Sometimes personal pain leaves us feeling utterly alone. It is almost unbearable for someone to come along and invite us to dream higher dreams, instead we just want them to come be with us in our pain and offer their silent presence and company, letting us know that our pain is justified and so too is our loss of hope. An invitation to dream higher dreams is as cruel as talking to a pilgrim lost in a burning desert about water that does not exist. I feel like being in this position earlier this week may have been one of the last straws on the camel’s back to lead to me losing someone who I thought was a friend. I just needed someone to come sit with me in my pain, without judging me or telling me how ridiculous I was being, or how unreasonable my hurt is, or naming all the reasons why I shouldn’t have been feeling that way. Pain can be so tough that the best you can do is just hold on. Nights can be darker than you feared. Your soul can feel so alone, so filled with anguish, so untouched by love, that the most honest thing you can do is just cry.

Where I went wrong here is to dare believe God actually failed me, that He gave me the short end of the stick. I wallowed in the depths of my being where everything revolved around me. What Jesus was going wasn’t good enough, or fast enough. But eventually I remembered, as we all do, that I can only be heard when I admit that I have no right to any good experience, but still come to Jesus humbly longing for it. Involuntarily, I cover my head with my hands. I cower in the corner before a holy God after yelling at Him and making my demands and turning to my sinful ways of coping. I expect lightning to strike because I sure as heck deserved it, but instead I look up and see Jesus. The lightning has just struck Him.

In this moment is when we realize that our deepest need, our deepest desire, is NOT relief from current troubles. Our deepest desire is for a kind of life only mercy makes possible, a life only grace provides. It is for life from God, with God, and for God. And we have it. We have it since the day we accepted Jesus into our hearts and asked Him to forgive our sins. But it takes pain to put us more deeply in touch with what we already have. The pain carries us into depths of our hearts that are still ugly, but the Spirit took us deeper, into the very core of our being, where Christ lives, where we are alive.

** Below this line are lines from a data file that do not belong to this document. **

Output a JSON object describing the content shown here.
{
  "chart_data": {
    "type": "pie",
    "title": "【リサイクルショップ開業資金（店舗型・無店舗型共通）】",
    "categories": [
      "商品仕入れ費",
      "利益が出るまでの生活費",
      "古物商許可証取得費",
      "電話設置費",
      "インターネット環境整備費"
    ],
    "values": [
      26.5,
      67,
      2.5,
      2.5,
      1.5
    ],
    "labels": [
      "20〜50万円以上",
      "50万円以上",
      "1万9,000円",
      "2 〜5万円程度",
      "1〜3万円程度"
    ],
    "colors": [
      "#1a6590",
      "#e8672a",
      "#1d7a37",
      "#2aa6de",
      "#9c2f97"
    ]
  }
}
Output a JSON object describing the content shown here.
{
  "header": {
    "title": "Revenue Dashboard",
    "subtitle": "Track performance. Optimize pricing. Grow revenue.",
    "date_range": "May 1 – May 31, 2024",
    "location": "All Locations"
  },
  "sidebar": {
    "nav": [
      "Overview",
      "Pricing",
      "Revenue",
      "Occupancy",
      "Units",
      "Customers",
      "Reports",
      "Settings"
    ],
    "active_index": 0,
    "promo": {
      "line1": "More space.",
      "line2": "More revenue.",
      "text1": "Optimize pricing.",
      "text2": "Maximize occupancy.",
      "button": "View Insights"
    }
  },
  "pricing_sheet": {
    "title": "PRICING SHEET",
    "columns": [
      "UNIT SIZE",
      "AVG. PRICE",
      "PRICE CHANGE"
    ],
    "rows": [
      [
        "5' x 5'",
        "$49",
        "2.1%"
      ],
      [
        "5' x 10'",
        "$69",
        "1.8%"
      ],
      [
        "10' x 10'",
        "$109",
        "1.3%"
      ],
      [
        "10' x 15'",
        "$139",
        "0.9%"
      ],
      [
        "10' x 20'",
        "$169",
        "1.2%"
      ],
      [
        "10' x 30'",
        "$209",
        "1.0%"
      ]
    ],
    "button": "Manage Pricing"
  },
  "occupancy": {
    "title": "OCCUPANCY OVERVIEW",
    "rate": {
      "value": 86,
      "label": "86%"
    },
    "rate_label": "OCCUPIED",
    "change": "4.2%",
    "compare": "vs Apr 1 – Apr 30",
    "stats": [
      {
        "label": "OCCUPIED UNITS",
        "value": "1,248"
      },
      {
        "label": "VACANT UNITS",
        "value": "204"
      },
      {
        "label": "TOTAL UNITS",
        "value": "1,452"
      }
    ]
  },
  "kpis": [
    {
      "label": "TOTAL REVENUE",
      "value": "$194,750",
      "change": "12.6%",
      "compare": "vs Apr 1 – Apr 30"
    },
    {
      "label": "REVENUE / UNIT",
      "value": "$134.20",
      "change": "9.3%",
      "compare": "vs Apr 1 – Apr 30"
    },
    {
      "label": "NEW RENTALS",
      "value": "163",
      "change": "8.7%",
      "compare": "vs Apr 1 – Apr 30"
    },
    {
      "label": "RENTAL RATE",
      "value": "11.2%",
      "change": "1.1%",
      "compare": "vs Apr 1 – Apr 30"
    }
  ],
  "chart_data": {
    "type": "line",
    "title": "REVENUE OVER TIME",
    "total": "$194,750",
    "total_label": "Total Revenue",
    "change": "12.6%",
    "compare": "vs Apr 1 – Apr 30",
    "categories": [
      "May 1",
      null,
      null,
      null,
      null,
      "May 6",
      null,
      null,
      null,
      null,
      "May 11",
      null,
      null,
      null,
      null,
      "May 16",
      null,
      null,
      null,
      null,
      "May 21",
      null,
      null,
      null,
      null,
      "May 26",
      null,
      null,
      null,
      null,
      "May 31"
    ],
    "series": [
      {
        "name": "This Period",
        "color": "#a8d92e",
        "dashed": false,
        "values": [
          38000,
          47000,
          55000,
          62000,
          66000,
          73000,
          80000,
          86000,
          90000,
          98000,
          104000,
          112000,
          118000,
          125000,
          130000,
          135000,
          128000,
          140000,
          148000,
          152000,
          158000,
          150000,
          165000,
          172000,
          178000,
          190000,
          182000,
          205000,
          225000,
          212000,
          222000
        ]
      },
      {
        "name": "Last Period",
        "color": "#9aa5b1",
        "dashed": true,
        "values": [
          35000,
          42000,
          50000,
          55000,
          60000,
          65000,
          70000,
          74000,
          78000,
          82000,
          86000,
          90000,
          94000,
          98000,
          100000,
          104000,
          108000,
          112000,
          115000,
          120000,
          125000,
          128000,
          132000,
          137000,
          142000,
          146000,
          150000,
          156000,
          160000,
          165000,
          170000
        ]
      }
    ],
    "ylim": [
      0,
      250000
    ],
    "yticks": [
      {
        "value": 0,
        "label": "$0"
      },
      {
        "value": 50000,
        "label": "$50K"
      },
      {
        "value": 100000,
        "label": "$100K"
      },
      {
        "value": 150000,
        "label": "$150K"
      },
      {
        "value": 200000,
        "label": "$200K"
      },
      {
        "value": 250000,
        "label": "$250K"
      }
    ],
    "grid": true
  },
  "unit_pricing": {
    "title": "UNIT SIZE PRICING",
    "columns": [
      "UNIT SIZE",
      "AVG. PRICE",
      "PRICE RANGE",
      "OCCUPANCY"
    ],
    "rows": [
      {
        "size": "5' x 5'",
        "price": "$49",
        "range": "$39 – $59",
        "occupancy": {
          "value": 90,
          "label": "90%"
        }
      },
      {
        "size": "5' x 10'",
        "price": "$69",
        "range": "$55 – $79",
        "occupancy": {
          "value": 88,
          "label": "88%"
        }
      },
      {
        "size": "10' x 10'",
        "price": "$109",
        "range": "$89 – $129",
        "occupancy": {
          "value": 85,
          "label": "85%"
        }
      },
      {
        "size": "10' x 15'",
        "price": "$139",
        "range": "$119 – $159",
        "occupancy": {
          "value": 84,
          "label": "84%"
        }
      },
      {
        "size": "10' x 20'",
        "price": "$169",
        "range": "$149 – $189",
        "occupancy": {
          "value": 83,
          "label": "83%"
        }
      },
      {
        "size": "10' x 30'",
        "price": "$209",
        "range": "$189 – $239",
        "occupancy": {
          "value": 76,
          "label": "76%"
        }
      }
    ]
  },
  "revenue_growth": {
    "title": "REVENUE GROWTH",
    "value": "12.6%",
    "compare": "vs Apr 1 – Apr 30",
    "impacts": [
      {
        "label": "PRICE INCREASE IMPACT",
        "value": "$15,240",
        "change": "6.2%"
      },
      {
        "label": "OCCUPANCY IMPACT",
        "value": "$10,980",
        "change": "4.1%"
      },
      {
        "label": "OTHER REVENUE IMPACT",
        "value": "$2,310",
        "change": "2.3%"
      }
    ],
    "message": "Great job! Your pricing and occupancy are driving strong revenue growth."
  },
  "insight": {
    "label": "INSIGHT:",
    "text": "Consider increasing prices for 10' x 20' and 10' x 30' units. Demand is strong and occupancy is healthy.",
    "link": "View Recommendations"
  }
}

Now we pray, not because we’re told to, but because we want to, in the middle of a dark night that has revealed the Son within us.

Jesus,

I want to be the kind of woman who can watch every dream go down in flames and still yearn to be intimately involved in kingdom living, intimately involved with my Father the King, and still be willing to take another risk just because it delights Him for me to do so.  As Kari Jobe sings, “The more I seek You, the more I find You. The more I find You, the more I know You. I want to sit at Your feet, drink from the cup in Your hands, lay back against You and breathe, feel Your heart beat. This love is so deep, it’s more than I can stand, I melt at Your felt, it’s overwhelming.”

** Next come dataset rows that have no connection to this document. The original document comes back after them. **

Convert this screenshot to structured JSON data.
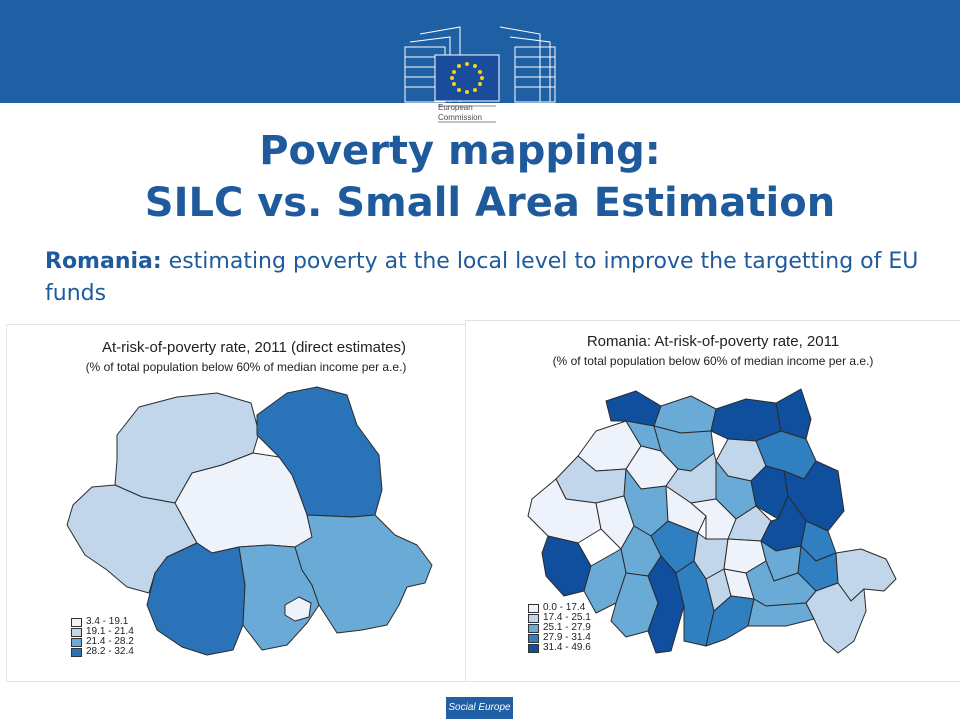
{
  "header": {
    "logo_line1": "European",
    "logo_line2": "Commission",
    "band_color": "#1f5fa3"
  },
  "slide": {
    "title_line1": "Poverty mapping:",
    "title_line2": "SILC vs. Small Area Estimation",
    "subtitle_bold": "Romania:",
    "subtitle_text": " estimating poverty at the local level to improve the targetting of EU funds"
  },
  "map_left": {
    "title": "At-risk-of-poverty rate, 2011 (direct estimates)",
    "subtitle": "(% of total population below 60% of median income per a.e.)",
    "legend": [
      {
        "label": "3.4 - 19.1",
        "color": "#eef3fb"
      },
      {
        "label": "19.1 - 21.4",
        "color": "#c1d6ea"
      },
      {
        "label": "21.4 - 28.2",
        "color": "#6aaad6"
      },
      {
        "label": "28.2 - 32.4",
        "color": "#2a73b8"
      }
    ]
  },
  "map_right": {
    "title": "Romania: At-risk-of-poverty rate, 2011",
    "subtitle": "(% of total population below 60% of median income per a.e.)",
    "legend": [
      {
        "label": "0.0 - 17.4",
        "color": "#eef3fb"
      },
      {
        "label": "17.4 - 25.1",
        "color": "#c1d6ea"
      },
      {
        "label": "25.1 - 27.9",
        "color": "#6aaad6"
      },
      {
        "label": "27.9 - 31.4",
        "color": "#2f7fc1"
      },
      {
        "label": "31.4 - 49.6",
        "color": "#0f4f9e"
      }
    ]
  },
  "footer": {
    "label": "Social Europe"
  }
}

My Lord and Savior, I ask that you align my will with Your own, and that Your will be done in my life. I ask to be Your hands and feet, and a vessel of Your Spirit and Love. Where You go I’ll go, where You lead I’ll follow. The center of Your will is the most peaceful place in existence and it is where I choose to forever reside. I will make mistakes, and I will come across foreign paths to stumble down, but I am gratefully assured that You will always be right there, offering me Your hand, leading me back home.